Large urban universities often underestimate the effects their decisions have on neighborhoods around their campuses and their cities, says Omar Blaik.
"We've been to 30 to 40 campuses, and it is just remarkable how similar the approach is and how devastating the impact is on neighborhoods," said Blaik, president of U3Ventures, a real estate development and consulting firm that specializes in helping universities integrate with their surroundings to create vibrant areas.
Blaik will be in Lexington on Wednesday as guest lecturer at the 2011 Lafayette Seminar on Public Issues presented by the Gaines Center for the Humanities at the University of Kentucky.
His talk will focus on how great universities can shape great cities.
Never miss a local story.
Blaik's interest in helping universities connect with their neighbors grew out of his job at the University of Pennsylvania, where he was hired in 1997 as senior vice president with responsibility for planning, design, construction, real estate development and facilities.
In the last quarter-century, urban colleges in many instances found themselves enveloped by the poverty, crime and physical decline that beset many American cities. The tack of many schools was to turn inward and plan their campuses from the inside out, Blaik said in a telephone interview from his home in West Philadelphia.

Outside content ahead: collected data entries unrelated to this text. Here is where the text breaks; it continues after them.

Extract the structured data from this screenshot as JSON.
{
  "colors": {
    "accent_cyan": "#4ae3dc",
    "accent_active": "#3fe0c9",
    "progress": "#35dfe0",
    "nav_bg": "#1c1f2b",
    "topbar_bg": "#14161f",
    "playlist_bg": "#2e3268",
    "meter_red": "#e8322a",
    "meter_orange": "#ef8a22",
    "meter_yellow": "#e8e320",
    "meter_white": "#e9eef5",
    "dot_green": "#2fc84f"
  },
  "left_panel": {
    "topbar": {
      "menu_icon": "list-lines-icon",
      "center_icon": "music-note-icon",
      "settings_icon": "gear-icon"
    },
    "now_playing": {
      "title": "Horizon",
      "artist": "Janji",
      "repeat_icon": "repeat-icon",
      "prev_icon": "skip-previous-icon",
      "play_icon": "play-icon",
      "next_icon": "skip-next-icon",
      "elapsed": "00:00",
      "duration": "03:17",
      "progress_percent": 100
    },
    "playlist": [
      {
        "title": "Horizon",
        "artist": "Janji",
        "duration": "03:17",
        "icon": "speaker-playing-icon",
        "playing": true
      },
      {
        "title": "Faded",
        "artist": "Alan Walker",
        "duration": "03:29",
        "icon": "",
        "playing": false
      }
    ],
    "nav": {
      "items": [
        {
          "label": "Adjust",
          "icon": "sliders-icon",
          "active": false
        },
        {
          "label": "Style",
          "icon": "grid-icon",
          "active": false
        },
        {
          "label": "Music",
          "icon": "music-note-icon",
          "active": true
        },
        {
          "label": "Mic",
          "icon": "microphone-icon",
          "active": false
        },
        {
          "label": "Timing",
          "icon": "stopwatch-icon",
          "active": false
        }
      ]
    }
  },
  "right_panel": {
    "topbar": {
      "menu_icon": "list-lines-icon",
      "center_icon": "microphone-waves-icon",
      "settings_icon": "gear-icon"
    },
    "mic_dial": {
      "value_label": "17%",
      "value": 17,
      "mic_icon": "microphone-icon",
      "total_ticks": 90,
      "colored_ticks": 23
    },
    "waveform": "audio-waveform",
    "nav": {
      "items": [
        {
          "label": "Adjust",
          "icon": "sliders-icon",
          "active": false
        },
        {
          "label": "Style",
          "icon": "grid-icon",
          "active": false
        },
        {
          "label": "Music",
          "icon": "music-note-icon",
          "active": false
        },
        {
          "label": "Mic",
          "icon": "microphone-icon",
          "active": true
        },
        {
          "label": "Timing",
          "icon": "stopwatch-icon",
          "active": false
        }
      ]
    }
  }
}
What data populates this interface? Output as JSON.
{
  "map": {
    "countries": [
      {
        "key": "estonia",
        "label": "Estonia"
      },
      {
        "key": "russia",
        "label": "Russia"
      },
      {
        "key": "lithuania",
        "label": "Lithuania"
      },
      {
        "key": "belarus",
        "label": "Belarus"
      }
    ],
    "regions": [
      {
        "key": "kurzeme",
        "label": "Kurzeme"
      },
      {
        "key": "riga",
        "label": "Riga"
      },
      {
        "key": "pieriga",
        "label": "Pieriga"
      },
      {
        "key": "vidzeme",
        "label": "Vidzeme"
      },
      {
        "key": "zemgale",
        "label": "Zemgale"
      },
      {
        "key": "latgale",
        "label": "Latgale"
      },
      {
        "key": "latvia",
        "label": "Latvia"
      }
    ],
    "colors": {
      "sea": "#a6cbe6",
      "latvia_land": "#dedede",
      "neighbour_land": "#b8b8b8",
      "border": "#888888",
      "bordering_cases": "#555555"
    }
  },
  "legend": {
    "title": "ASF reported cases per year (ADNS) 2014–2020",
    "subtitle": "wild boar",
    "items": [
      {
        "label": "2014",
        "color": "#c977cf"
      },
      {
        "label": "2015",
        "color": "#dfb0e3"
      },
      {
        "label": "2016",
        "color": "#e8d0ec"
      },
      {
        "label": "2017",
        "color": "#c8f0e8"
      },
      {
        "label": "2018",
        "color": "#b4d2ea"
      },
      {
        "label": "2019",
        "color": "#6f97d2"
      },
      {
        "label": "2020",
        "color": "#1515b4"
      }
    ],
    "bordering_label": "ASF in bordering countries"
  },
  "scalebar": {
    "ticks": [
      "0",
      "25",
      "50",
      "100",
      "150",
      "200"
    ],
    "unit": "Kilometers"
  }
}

But a university's core mission cannot be limited to education and research, he said.
"Universities are big enterprises," Blaik said.
They employ a lot of people, procure a lot of goods and control tremendous real estate activity, he said.
"When you think of all the layers of their enterprise, there is an opportunity to engage their surroundings in a positive way," he said. "And when they do that, the built environment around them, the quality of life, the economic impact can be tremendous."
Blaik's role in cultivating a successful town-gown partnership at Penn that brought about a renaissance of West Philadelphia is covered in Judith Rodin's book The University & Urban Revival.
Several people concerned about UK and Lexington's town-gown relationship read Rodin's book, which led to Blaik's appearance Wednesday.
This will be the third Lafayette Seminar to focus on aspects of the connection between UK and Lexington.
In addition to Blaik, a panel discussion on University-Community Engagement Models is scheduled Feb. 23.
Blaik visited Lexington in September and met with neighborhood residents and university and city officials, including then-Vice Mayor Jim Gray.
"I believe Omar is familiar enough with Lexington and challenges we face, he will be helpful to us," said Lisa Broome-Price, the Gaines Center's acting director.
Bob Kelly, vice president of the University and Neighborhood Advisory Council, said he is hopeful Blaik could be hired as a consultant to help facilitate thoughtful development around the university.